The last day of racing was May 5, 2018. The casino, which is a supporter of the Adopt-A-Greyhound program, still offers simulcast greyhound racing, harness and thoroughbred racing from tracks across the United States and Canada.

===Notable races===

The track is home to four stakes races:
- Mardi Gras Futurity.
- $75,000 Mardi Gras World Classic.
- $10,000 Joe Ryan Jr. Memorial.
- $50,000 American Derby.

----

2010 Stakes Schedule

----

The $15,000 Mardi Gras Futurity
Qualifying Rounds Begin
January 13 & 16
Semi-Final Round
January 20
Championship
January 23, 2010

Winner: Ls Lafave

Time: 30:60

----
The $75,000 Mardi Gras World Classic
Qualifying Rounds Begin
March 10 & 13th
Semi-Final Rounds Begin
March 17 & 20th
Championship
March 26, 2010

Winner: Oya Tom Terrific

Time: 30:51

----

The $10,000 Joe Ryan Jr.
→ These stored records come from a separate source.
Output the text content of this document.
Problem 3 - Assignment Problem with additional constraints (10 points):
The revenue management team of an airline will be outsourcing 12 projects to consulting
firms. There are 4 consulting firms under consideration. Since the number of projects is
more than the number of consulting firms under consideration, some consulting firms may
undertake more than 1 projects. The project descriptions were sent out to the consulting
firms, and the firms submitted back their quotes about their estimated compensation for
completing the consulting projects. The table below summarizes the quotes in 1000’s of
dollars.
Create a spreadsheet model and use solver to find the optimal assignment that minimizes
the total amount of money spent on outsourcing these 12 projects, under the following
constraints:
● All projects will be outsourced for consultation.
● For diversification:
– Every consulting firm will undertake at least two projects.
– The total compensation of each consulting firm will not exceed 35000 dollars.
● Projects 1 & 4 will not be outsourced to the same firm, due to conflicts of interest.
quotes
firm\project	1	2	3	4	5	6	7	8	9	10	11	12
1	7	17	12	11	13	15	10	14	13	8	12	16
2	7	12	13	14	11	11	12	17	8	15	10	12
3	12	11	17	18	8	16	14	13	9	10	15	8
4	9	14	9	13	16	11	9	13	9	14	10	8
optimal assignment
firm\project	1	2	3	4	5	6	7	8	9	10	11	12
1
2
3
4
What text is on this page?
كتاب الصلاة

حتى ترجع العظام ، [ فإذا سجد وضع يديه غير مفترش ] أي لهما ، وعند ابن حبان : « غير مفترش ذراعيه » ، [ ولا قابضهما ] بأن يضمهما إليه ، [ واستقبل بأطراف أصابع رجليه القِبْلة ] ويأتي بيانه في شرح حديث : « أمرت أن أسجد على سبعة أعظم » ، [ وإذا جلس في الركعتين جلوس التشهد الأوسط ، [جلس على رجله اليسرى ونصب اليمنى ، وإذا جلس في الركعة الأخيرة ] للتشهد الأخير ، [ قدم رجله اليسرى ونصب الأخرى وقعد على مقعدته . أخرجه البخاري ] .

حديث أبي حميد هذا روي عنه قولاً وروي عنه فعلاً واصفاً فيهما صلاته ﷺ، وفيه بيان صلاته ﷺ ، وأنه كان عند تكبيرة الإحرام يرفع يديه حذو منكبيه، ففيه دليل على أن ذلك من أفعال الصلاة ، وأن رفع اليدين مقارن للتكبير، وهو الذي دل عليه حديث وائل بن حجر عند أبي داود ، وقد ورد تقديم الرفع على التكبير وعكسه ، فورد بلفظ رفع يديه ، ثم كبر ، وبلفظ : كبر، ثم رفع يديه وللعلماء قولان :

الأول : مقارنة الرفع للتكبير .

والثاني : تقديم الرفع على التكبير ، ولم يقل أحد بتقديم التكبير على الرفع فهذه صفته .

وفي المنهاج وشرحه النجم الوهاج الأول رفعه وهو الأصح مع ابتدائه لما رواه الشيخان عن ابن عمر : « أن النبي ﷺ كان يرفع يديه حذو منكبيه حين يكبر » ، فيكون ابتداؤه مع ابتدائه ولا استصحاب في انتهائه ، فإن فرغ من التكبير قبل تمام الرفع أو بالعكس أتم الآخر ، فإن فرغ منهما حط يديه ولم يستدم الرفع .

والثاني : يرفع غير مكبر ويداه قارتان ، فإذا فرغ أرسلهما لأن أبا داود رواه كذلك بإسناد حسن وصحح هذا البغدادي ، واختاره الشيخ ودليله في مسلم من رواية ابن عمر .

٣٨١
Memorial
Championship
April 2, 2010

Winner: Funnelling Money

Time: 30:16

----

The $30,000 Hollywoodian
Qualifying Rounds Begin
April 21 & 24th
Semi-Final Rounds Begin
April 28 & May 1
Championship
May 8, 2010

Winner: Crispins Place

Time: 37:55

----

===Hollywood World Classic winners===

List of Hollywood World Classic winners
| Date | Champion | Time (seconds) |
|---|---|---|
| March 1, 1975 | Can't Decide | 31.57 |
| February 28, 1976 | Bashful Guy | 30.65 |
| March 5, 1977 | Downing | 30.72 |
| March 4, 1978 | Cousin's Elite | 31.01 |
| March 3, 1979 | Enisled | 31.58 |
| March 1, 1980 | Banker Hap | 30.85 |
| March 21, 1981 | MKC Lorine | 31.34 |
| March 12, 1982 | Lantana Glamour | 31.39 |
| March 11, 1983 | For Real | 31.22 |
| March 10, 1984 | My Unicorn | 30.79 |
| March 8, 1985 | Magnificat | 31.05 |
| March 8, 1986 | Cajun Pay Off | 30.62 |
| March 7, 1987 | Prince Proper | 30.48 |
| March 4, 1988 | My Azalian | 30.50 |
| February 25, 1989 | Warm Mission | 30.64 |
| March 3, 1990 | Hello Higsbee | 30.66 |
| March 2, 1991 | Briggs Stratton | 30.77 |
| March 7, 1992 | Briggs Stratton | 31.24 |
| February 20, 1993 | By Tar | 30.73 |
| February 26, 1994 | Great Son | 30.80 |
| February 25, 1995 | Follies Bergiere | 30.90 |
| March 15, 1996 | Dunagree | 30.52 |
| March 14, 1997 | Bomb Threat | 30.22 |
| March 13, 1998 | Wigwam Hoss | 31.16 |
| March 27, 1999 | Kelsos Kingpin | 30.90 |
| March 10, 2000 | System Ax Friend | 31.14 |
| March 9, 2001 | Kiowa Shawnee So | 30.54 |
| March 15, 2002 | Flying Earhardt | 30.26 |
| March 14, 2003 | Ea's Itzaboy | 30.31 |
| March 14, 2004 | Ea's Itzaboy | 30.27 |
| March 15, 2005 | Hallo West Acre | 30.34 |
| April 1, 2006 | Kiowa Cruzechamp | 30.29 |
| March 31, 2007 | Flying Stanley | 30.06 |
| March 29, 2008 | Starz Jenko | 30.30 |
| March 27, 2009 | Yahoo Omar | 30.19 |
| March 26, 2010 | Oya Tom Terrific | 30.51 |

==Dining==
Dining options at the facility offer a mix of Cajun and American cuisine, ranging from fast casual to upscale, including:

- Trifecta Grille & Bar, serving everything from burgers and hot dogs to regional favorites like empanadas, taquitos and plantain chips. Trifecta has it all including draft beer now on tap and a full liquor bar.
- Bonjour Cafe, featuring a wide variety of fresh-baked pastries and tempting desserts are complemented by all day breakfast bites and bistro style sandwiches.
- Le Royale, an ample selection of delicious appetizers, bar bites, burgers, salads and steaks
- The French Quarter, which is the casino's signature restaurant. Enjoy our regional menu of salads, steaks and seafood. American fare with a touch of New Orleans.

== Entertainment events ==
The property has several entertainment venues that host nightly performances and year-round events, including concerts, stand-up comedy, dance competitions, and MMA fights.